Di masa mendatang, kegiatan penyuluhan pertanian akan menghadapi tantangan-tantangan, terutama yang diakibatkan oleh meledaknya populasi penduduk di tengah-tengah semakin sempitnya lahan pertanian akibat konversi lahan pertanian sehingga usahatani harus semakin mengkhususkan diri serta meningkatkan efisiensinya. Dalam perspektif pemerintah, apapun prioritas yang akan ditempuh, kegiatan penyuluhan pertanian akan tetap menjadi kebijakan kunci untuk mempromosikan kegiatan Pertanian Berkelanjutan, baik dalam kontek ekologi, social maupun ekonomi ditengah-tengah sistem pemerintahan yang birokratis, efisiensi penggunaan anggaran negara dan semakin terbatas kemampuannya untuk membiayai kegiatan-kegiatan publik. Di lain pihak, kegiatan penyuluhan harus semakin bersifat “partisipatip” yang diawali dengan analisis tentang keadaaan dan kebutuhan masyarakat melalui kegiatan Penilaian Desa Partisipatip atau participatory rural appraisal/PRA. Meskipun demikian, kegiatan penyuluhan pertanian akan banyak didukung oleh kemajuan teknologi informasi. Karena itu, di masa depan, kekuatan dan perubahan penyuluhan pertanian akan selalu terkait dengan keempat hal yang akan dikemukakan berikut ini (Rivera & Gustafson, 1991):
- Iklim ekonomi dan Politik
Sejak krisis ekonomi dan politik melanda beberapa negara pada akhir abad 20, banyak negara yang tidak lagi mampu membiayai kegiatan publik di tengah-tengah tuntutan demokratisasi. Karena itu, kegiatan penyuluhan harus dilaksanakan secara lebih efisien untuk dapat melayani kelompok sasaran yang lebih luas dan di lain pihak, pemerintah akan lebih banyak menyerahkan kegiatan penyuluhan kepada pihak swasta.
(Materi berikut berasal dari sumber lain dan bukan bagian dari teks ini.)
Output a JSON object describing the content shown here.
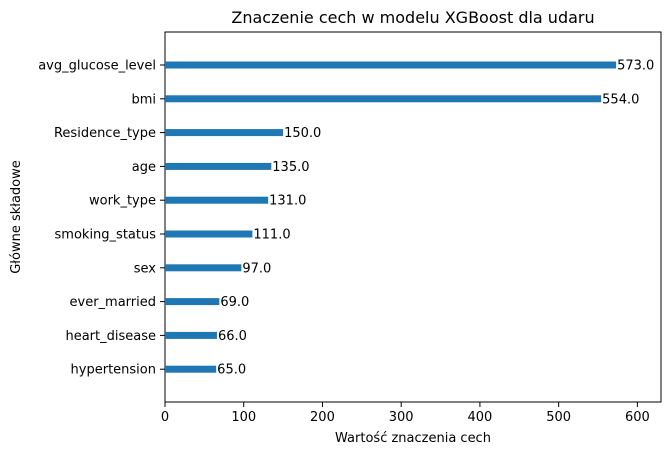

- Konteks sosial di wilayah pedesaan
Di masa depan, masyarakat pedesaan relatif berpendidikan, lebih banyak memperoleh informasi dari media massa serta terbuka dari isolasi geograpis, lebih memiliki aksesibilitas dengan kehidupan bangsanya sendiri dan dunia internasional. Karena itu, penyuluhan pertanian harus mampu menjawab tantangan pertumbuhan penduduk, meningkatnya urbanisasi, perubahan aturan/kebijakan, persyaratan pasar, serta kebutuhan masyarakat akan beragam layanan seperti: pelatihan, spesialisasi, pelatihan kompetensi dan bentuk-bentuk organisasi (Moris, 1991). Sehubungan dengan itu, penyuluhan pertanian di masa depan harus meninggalkan monopoli pemerintah sebagai penyelenggara penyuluhan, mampu melayani beragam kelompok sasaran yang berbeda, tidak saja terkait dengan keragaman kategori adopternya, tetapi juga yang terkait dengan aksesibilitas pasar, derajat komersialisasi serta ketergantungannya pada usahatani untuk perbaikan pendapatan dan kesejahteraannya.
- Sistem Pengetahuan
Terjadinya perubahan politik yang berdampak pada debirokratisasi, desentralisasi (pelimpahan kewenangan) dan devolusi (penyerahan kewenangan) kepada masyarakat lokal, juga akan berimbas pada pengembangan usahatani yang memiliki spesifikasi lokal. Pengakuan terhadap pentingnya spesifikasi lokal, harus dihadapi dengan pengakuan penyuluh terhadap kemampuan petani, pengalaman petani, penelitian yang dilakukan petani serta upaya-upaya pengembangan yang dilakukan. Oleh sebab itu, penyuluh harus menjalin hubungan yang partisipatip dengan kelompok sasarannya, khususnya dalam pemanfaatan media-masa untuk menunjang kegiatan penyuluhan di wilayah kerjanya.
- Teknologi Informasi
Perkembangan telekomunikasi dan penggunaan komputer pribadi/PC dan smartphone akan sangat berpengaruh terhadap kegiatan penyuluhan pertanian di masa depan. Kelompok sasaran yang memiliki kemampuan memanfaatkan teknologi informasi/IT akan relatif lebih independen. Dengan demikian, fungsi penyuluh tidak lagi “menyampaikan pesan” melainkan lebih pada menjalin interaksi yang partisipatip dengan kelompok sasarannya.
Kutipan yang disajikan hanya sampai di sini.